Outre le travail sur les écrivains (et parfois écrivaines, les femmes œuvrant davantage dans le domaine de la fantasy) qui ont marqué le genre, cet ouvrage relève d’une belle qualité d’écriture, avec un humour omniprésent. Il comprend, entre autres pépites, une entrée très intéressante sur les revues qui ont contribué à installer en France la science-fiction dans ses lettres de noblesse. Fiction, magazine qui apparut en 1953, ou les collections de poche lancées par plusieurs éditeurs touchèrent à la fois une partie de la jeunesse et du monde adulte. « Le rayon fantastique » fut édité par Gallimard et Hachette, de 1951 à 1964. Le Fleuve Noir fit paraître de 1951 à 2001 une série « Anticipation ». Quant aux éditions Denoël, elles publièrent « Présence du futur », de 1954 à 2000. Certains de ces livres sont aujourd’hui très recherchés par les collectionneurs. On en trouvera le détail sur le site « Noosphère ».

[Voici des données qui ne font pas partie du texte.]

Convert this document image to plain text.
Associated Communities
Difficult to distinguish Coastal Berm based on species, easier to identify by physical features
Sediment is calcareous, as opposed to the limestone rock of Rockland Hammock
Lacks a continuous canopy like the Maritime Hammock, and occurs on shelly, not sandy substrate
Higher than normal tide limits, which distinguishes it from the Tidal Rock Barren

Mais l’auteur remonte aux prolégomènes, vers 1920, quand le genre n’avait pas encore été nommé. Jules Verne (1828-1905) fut un incontestable précurseur avant le rebond qu’assura le bruxellois J.H. Rosny Ainé (Joseph Henri Honoré Boex, 1856-1940), lequel ne fit pas qu’inventer le roman préhistorique (La guerre du feu, 1909).
Si ses ancêtres sont assez nombreux, et désormais identifiés, la science-fiction a donc touché le public francophone il y a quelque soixante-dix ans, les décennies précédentes n’ayant concerné que les premiers afficionados. Plus tard, dans les années 1970 les SF studies arrivèrent dans les universités américaines, puis françaises, pour faire l’objet d’études savantes et d’essais qui sont analysés et détaillés dans ce gros livre.

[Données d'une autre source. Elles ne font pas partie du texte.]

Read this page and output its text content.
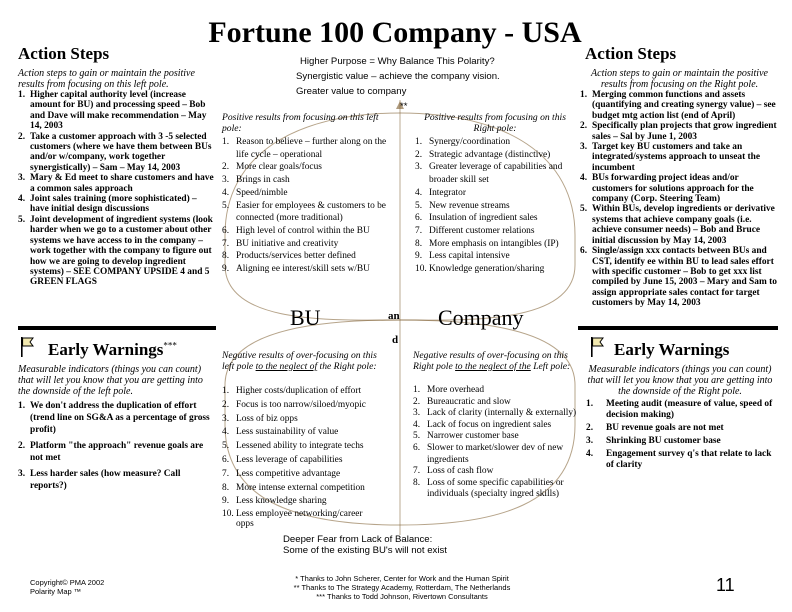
Fortune 100 Company - USA
Action Steps
Action steps to gain or maintain the positive results from focusing on this left pole.
1. Higher capital authority level (increase amount for BU) and processing speed – Bob and Dave will make recommendation – May 14, 2003
2. Take a customer approach with 3 -5 selected customers (where we have them between BUs and/or w/company, work together synergistically) – Sam – May 14, 2003
3. Mary & Ed meet to share customers and have a common sales approach
4. Joint sales training (more sophisticated) – have initial design discussions
5. Joint development of ingredient systems (look harder when we go to a customer about other systems we have access to in the company – work together with the company to figure out how we are going to develop ingredient systems) – SEE COMPANY UPSIDE 4 and 5 GREEN FLAGS
Action Steps
Action steps to gain or maintain the positive results from focusing on the Right pole.
1. Merging common functions and assets (quantifying and creating synergy value) – see budget mtg action list (end of April)
2. Specifically plan projects that grow ingredient sales – Sal by June 1, 2003
3. Target key BU customers and take an integrated/systems approach to unseat the incumbent
4. BUs forwarding project ideas and/or customers for solutions approach for the company (Corp. Steering Team)
5. Within BUs, develop ingredients or derivative systems that achieve company goals (i.e. achieve consumer needs) – Bob and Bruce initial discussion by May 14, 2003
6. Single/assign xxx contacts between BUs and CST, identify ee within BU to lead sales effort with specific customer – Bob to get xxx list compiled by June 15, 2003 – Mary and Sam to assign appropriate sales contact for target customers by May 14, 2003
Higher Purpose = Why Balance This Polarity?
Synergistic value – achieve the company vision.
Greater value to company
**
Positive results from focusing on this left pole:
1. Reason to believe – further along on the life cycle – operational
2. More clear goals/focus
3. Brings in cash
4. Speed/nimble
5. Easier for employees & customers to be connected (more traditional)
6. High level of control within the BU
7. BU initiative and creativity
8. Products/services better defined
9. Aligning ee interest/skill sets w/BU
Positive results from focusing on this Right pole:
1. Synergy/coordination
2. Strategic advantage (distinctive)
3. Greater leverage of capabilities and broader skill set
4. Integrator
5. New revenue streams
6. Insulation of ingredient sales
7. Different customer relations
8. More emphasis on intangibles (IP)
9. Less capital intensive
10. Knowledge generation/sharing
BU	an
d
Company
Negative results of over-focusing on this left pole to the neglect of the Right pole:
1. Higher costs/duplication of effort
2. Focus is too narrow/siloed/myopic
3. Loss of biz opps
4. Less sustainability of value
5. Lessened ability to integrate techs
6. Less leverage of capabilities
7. Less competitive advantage
8. More intense external competition
9. Less knowledge sharing
10. Less employee networking/career opps
Negative results of over-focusing on this Right pole to the neglect of the Left pole:
1. More overhead
2. Bureaucratic and slow
3. Lack of clarity (internally & externally)
4. Lack of focus on ingredient sales
5. Narrower customer base
6. Slower to market/slower dev of new ingredients
7. Loss of cash flow
8. Loss of some specific capabilities or individuals (specialty ingred skills)
Deeper Fear from Lack of Balance:
Some of the existing BU's will not exist
Early Warnings***
Measurable indicators (things you can count) that will let you know that you are getting into the downside of the left pole.
1. We don't address the duplication of effort (trend line on SG&A as a percentage of gross profit)
2. Platform "the approach" revenue goals are not met
3. Less harder sales (how measure? Call reports?)
Early Warnings
Measurable indicators (things you can count) that will let you know that you are getting into the downside of the Right pole.
1.	Meeting audit (measure of value, speed of decision making)
2.	BU revenue goals are not met
3.	Shrinking BU customer base
4.	Engagement survey q's that relate to lack of clarity
Copyright© PMA 2002
Polarity Map ™
* Thanks to John Scherer, Center for Work and the Human Spirit
** Thanks to The Strategy Academy, Rotterdam, The Netherlands
*** Thanks to Todd Johnson, Rivertown Consultants
11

En fait, c’est l’ensemble de la culture dite populaire qui a trouvé tardivement ses galons académiques. Les publications comme celle-ci contribuent à fournir de précieux outils aux chercheurs, amateurs ou professionnels.

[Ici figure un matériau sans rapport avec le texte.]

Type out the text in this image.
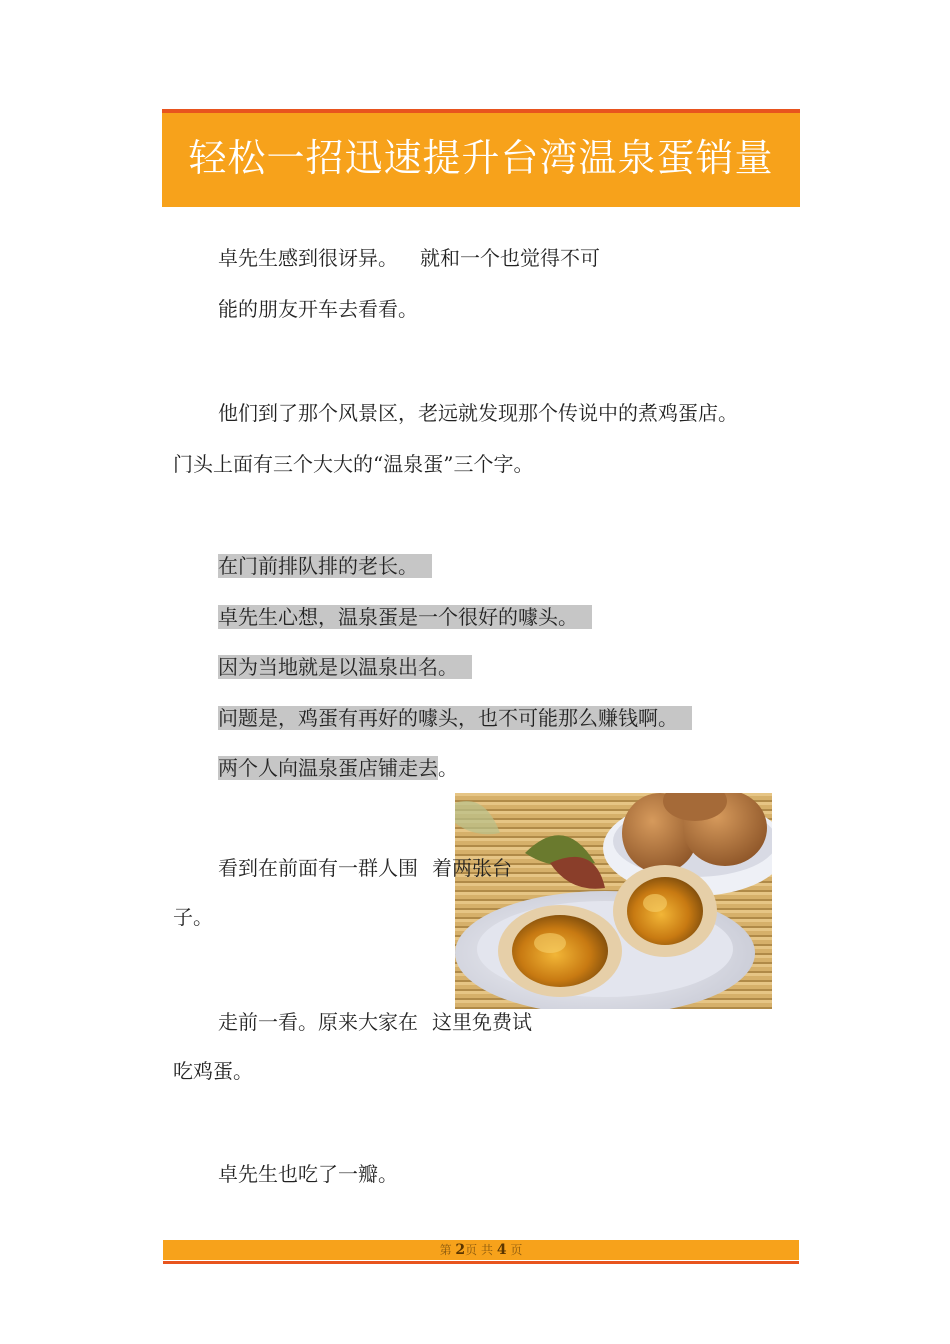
轻松一招迅速提升台湾温泉蛋销量
卓先生感到很讶异。 就和一个也觉得不可
能的朋友开车去看看。
他们到了那个风景区，老远就发现那个传说中的煮鸡蛋店。
门头上面有三个大大的“温泉蛋”三个字。
在门前排队排的老长。
卓先生心想，温泉蛋是一个很好的噱头。
因为当地就是以温泉出名。
问题是，鸡蛋有再好的噱头，也不可能那么赚钱啊。
两个人向温泉蛋店铺走去。
看到在前面有一群人围 着两张台
子。
走前一看。原来大家在 这里免费试
吃鸡蛋。
卓先生也吃了一瓣。
第 2页 共 4 页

On trouvera en ligne le détail des titres de cette collection « Travaux » et d’autres encore, et même un remarquable site associé gratuit, « Fiction bis », qui recense pas moins de 50 000 titres touchant la science fiction, le policier, le fantastique, le western, la fantasy, bref relevant d’une recherche d’exhaustivité couplée à l’analyse. Cette exigence caractérise également la revue désormais semestrielle Le Rocambole, publication que nous chroniquons régulièrement sur ce blog, qui existe depuis 1997, mais qui connut une préfiguration à partir de 1988, sous le titre Tapis Franc. Cette revue a sorti de l’oubli bien des écrivains dont certains ont tâté de la science-fiction et se retrouvent dans cet ouvrage majeur (cf. notamment le numéro 93-94 de l’hiver 2020, « Maurice Renard, conteur »). Les rubriques de ce beau dictionnaire de Jean-Pierre Andrevon sont à déguster par petites touches pour se remémorer, ou apprendre à ne pas oublier.
Tout ce dispositif éditorial est installé dans la Somme, à Amiens, dite petite Venise du Nord, ville où habita Jules Verne. Elle est le siège de l’Université de Picardie qui porte son nom et est devenue la Mecque francophone de cette culture populaire dont sociologues et anthropologues ont montré qu’elle était le terrain de construction des idées sociales et des représentations collectives.